Extending the ‘place for everyone’ theme, Rangitāne gifted he aho tangata the threads that bind us as the central guiding kaupapa. In a modern context, the whakatauki embraces all communities as one, under the kaupapa of rangimarie, the mantle of peace.
The proverb also refers to the technique for weaving kāhu, or cloaks. Significant representations include a taniko border comprised of triangular configurations known as niho, which signify the relationship with the Manawatū landscape.
He kāhu the cloak is placed over CETA creating a safe, welcoming space for the community and visitors.
Site design - he kāhu the cloak ‘laid down over the land’ informs the site’s strong angular topography.

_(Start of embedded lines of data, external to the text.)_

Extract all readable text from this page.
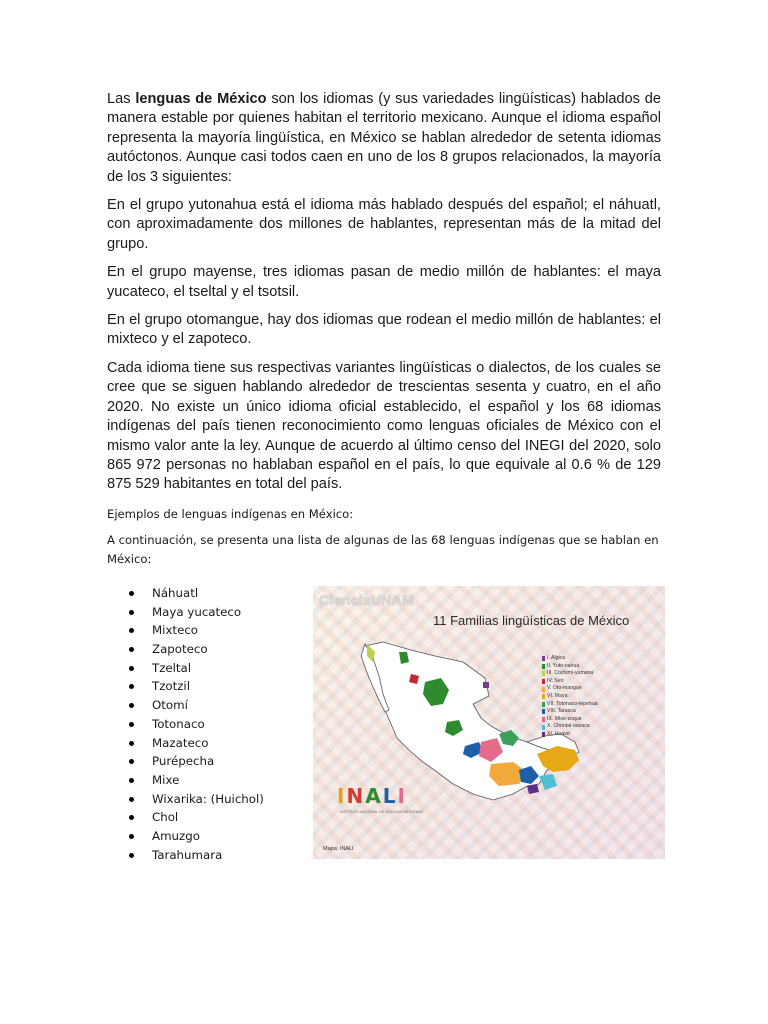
Las lenguas de México son los idiomas (y sus variedades lingüísticas) hablados de manera estable por quienes habitan el territorio mexicano. Aunque el idioma español representa la mayoría lingüística, en México se hablan alrededor de setenta idiomas autóctonos. Aunque casi todos caen en uno de los 8 grupos relacionados, la mayoría de los 3 siguientes:

En el grupo yutonahua está el idioma más hablado después del español; el náhuatl, con aproximadamente dos millones de hablantes, representan más de la mitad del grupo.

En el grupo mayense, tres idiomas pasan de medio millón de hablantes: el maya yucateco, el tseltal y el tsotsil.

En el grupo otomangue, hay dos idiomas que rodean el medio millón de hablantes: el mixteco y el zapoteco.

Cada idioma tiene sus respectivas variantes lingüísticas o dialectos, de los cuales se cree que se siguen hablando alrededor de trescientas sesenta y cuatro, en el año 2020. No existe un único idioma oficial establecido, el español y los 68 idiomas indígenas del país tienen reconocimiento como lenguas oficiales de México con el mismo valor ante la ley. Aunque de acuerdo al último censo del INEGI del 2020, solo 865 972 personas no hablaban español en el país, lo que equivale al 0.6 % de 129 875 529 habitantes en total del país.

Ejemplos de lenguas indígenas en México:

A continuación, se presenta una lista de algunas de las 68 lenguas indígenas que se hablan en México:

Náhuatl
Maya yucateco
Mixteco
Zapoteco
Tzeltal
Tzotzil
Otomí
Totonaco
Mazateco
Purépecha
Mixe
Wixarika: (Huichol)
Chol
Amuzgo
Tarahumara
CienciaUNAM
11 Familias lingüísticas de México
I. Algica
II. Yuto-nahua
III. Cochimí-yumana
IV. Seri
V. Oto-mangue
VI. Maya
VII. Totonaco-tepehua
VIII. Tarasca
IX. Mixe-zoque
X. Chontal-oaxaca
XI. Huave
INALI
INSTITUTO NACIONAL DE LENGUAS INDÍGENAS
Mapa: INALI
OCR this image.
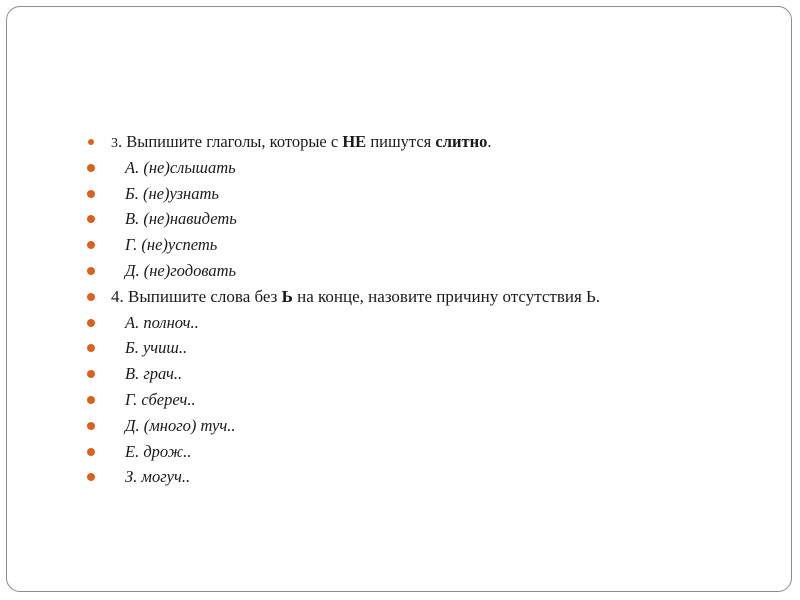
3. Выпишите глаголы, которые с НЕ пишутся слитно.
А. (не)слышать
Б. (не)узнать
В. (не)навидеть
Г. (не)успеть
Д. (не)годовать
4. Выпишите слова без Ь на конце, назовите причину отсутствия Ь.
А. полноч..
Б. учиш..
В. грач..
Г. сбереч..
Д. (много) туч..
Е. дрож..
З. могуч..
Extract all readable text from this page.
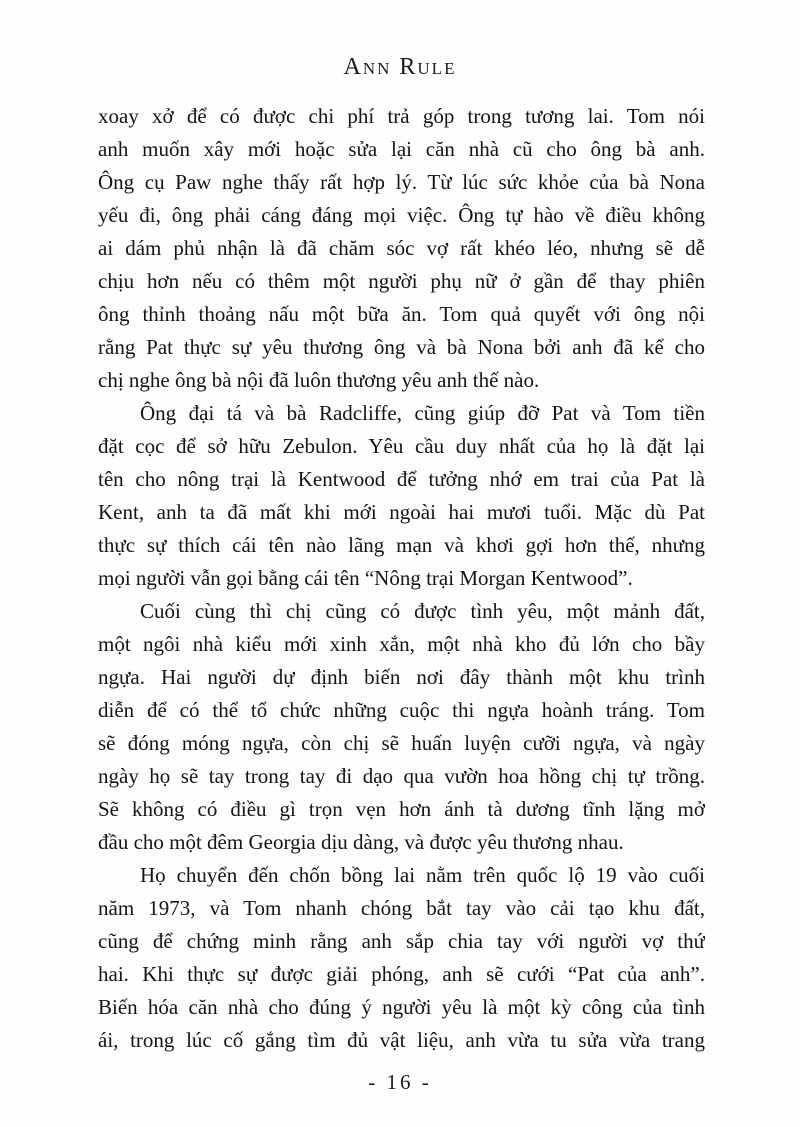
Ann Rule
xoay xở để có được chi phí trả góp trong tương lai. Tom nói
anh muốn xây mới hoặc sửa lại căn nhà cũ cho ông bà anh.
Ông cụ Paw nghe thấy rất hợp lý. Từ lúc sức khỏe của bà Nona
yếu đi, ông phải cáng đáng mọi việc. Ông tự hào về điều không
ai dám phủ nhận là đã chăm sóc vợ rất khéo léo, nhưng sẽ dễ
chịu hơn nếu có thêm một người phụ nữ ở gần để thay phiên
ông thỉnh thoảng nấu một bữa ăn. Tom quả quyết với ông nội
rằng Pat thực sự yêu thương ông và bà Nona bởi anh đã kể cho
chị nghe ông bà nội đã luôn thương yêu anh thế nào.
Ông đại tá và bà Radcliffe, cũng giúp đỡ Pat và Tom tiền
đặt cọc để sở hữu Zebulon. Yêu cầu duy nhất của họ là đặt lại
tên cho nông trại là Kentwood để tưởng nhớ em trai của Pat là
Kent, anh ta đã mất khi mới ngoài hai mươi tuổi. Mặc dù Pat
thực sự thích cái tên nào lãng mạn và khơi gợi hơn thế, nhưng
mọi người vẫn gọi bằng cái tên “Nông trại Morgan Kentwood”.
Cuối cùng thì chị cũng có được tình yêu, một mảnh đất,
một ngôi nhà kiểu mới xinh xắn, một nhà kho đủ lớn cho bầy
ngựa. Hai người dự định biến nơi đây thành một khu trình
diễn để có thể tổ chức những cuộc thi ngựa hoành tráng. Tom
sẽ đóng móng ngựa, còn chị sẽ huấn luyện cưỡi ngựa, và ngày
ngày họ sẽ tay trong tay đi dạo qua vườn hoa hồng chị tự trồng.
Sẽ không có điều gì trọn vẹn hơn ánh tà dương tĩnh lặng mở
đầu cho một đêm Georgia dịu dàng, và được yêu thương nhau.
Họ chuyển đến chốn bồng lai nằm trên quốc lộ 19 vào cuối
năm 1973, và Tom nhanh chóng bắt tay vào cải tạo khu đất,
cũng để chứng minh rằng anh sắp chia tay với người vợ thứ
hai. Khi thực sự được giải phóng, anh sẽ cưới “Pat của anh”.
Biến hóa căn nhà cho đúng ý người yêu là một kỳ công của tình
ái, trong lúc cố gắng tìm đủ vật liệu, anh vừa tu sửa vừa trang
- 16 -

The entrance is open and inviting, low edges define the space. He kāhu elevated 600mm above the street is grounded with stone and niho pathways that ‘zig zag’ visitors through a grove of kowhai, elevating them to bridge level. Strong tāniko borders add texture and depth and are decorative details woven within the cloak’s structure, visible on seating, walls and paving. The footbridge, laced with timber, is a thread raising visitors from he kāhu into the main arena creating both a sense of expectation and a moment of peace and pause before the action. Illuminated and activated by digital displays, the bridge lifts visitors above the speedway activity with a subtle arc to reveal the main arena.
The site’s story is told through interpretive elements that embellish the space with meaning. The kāhu narrative is visible alongside a cross-section of community stories, which reveal diverse uses and connections.
A new brand, he tatau korero our stories links visually with the niho form and allows figurative space for future stories and voices to be included.
The success has been in the adoption of the design kaupapa through all elements, from site layout and design, to brand and storytelling. As a design kaupapa he kāhu creates the foundation for a public space design that responds to indigenous culture, heritage and sense of place.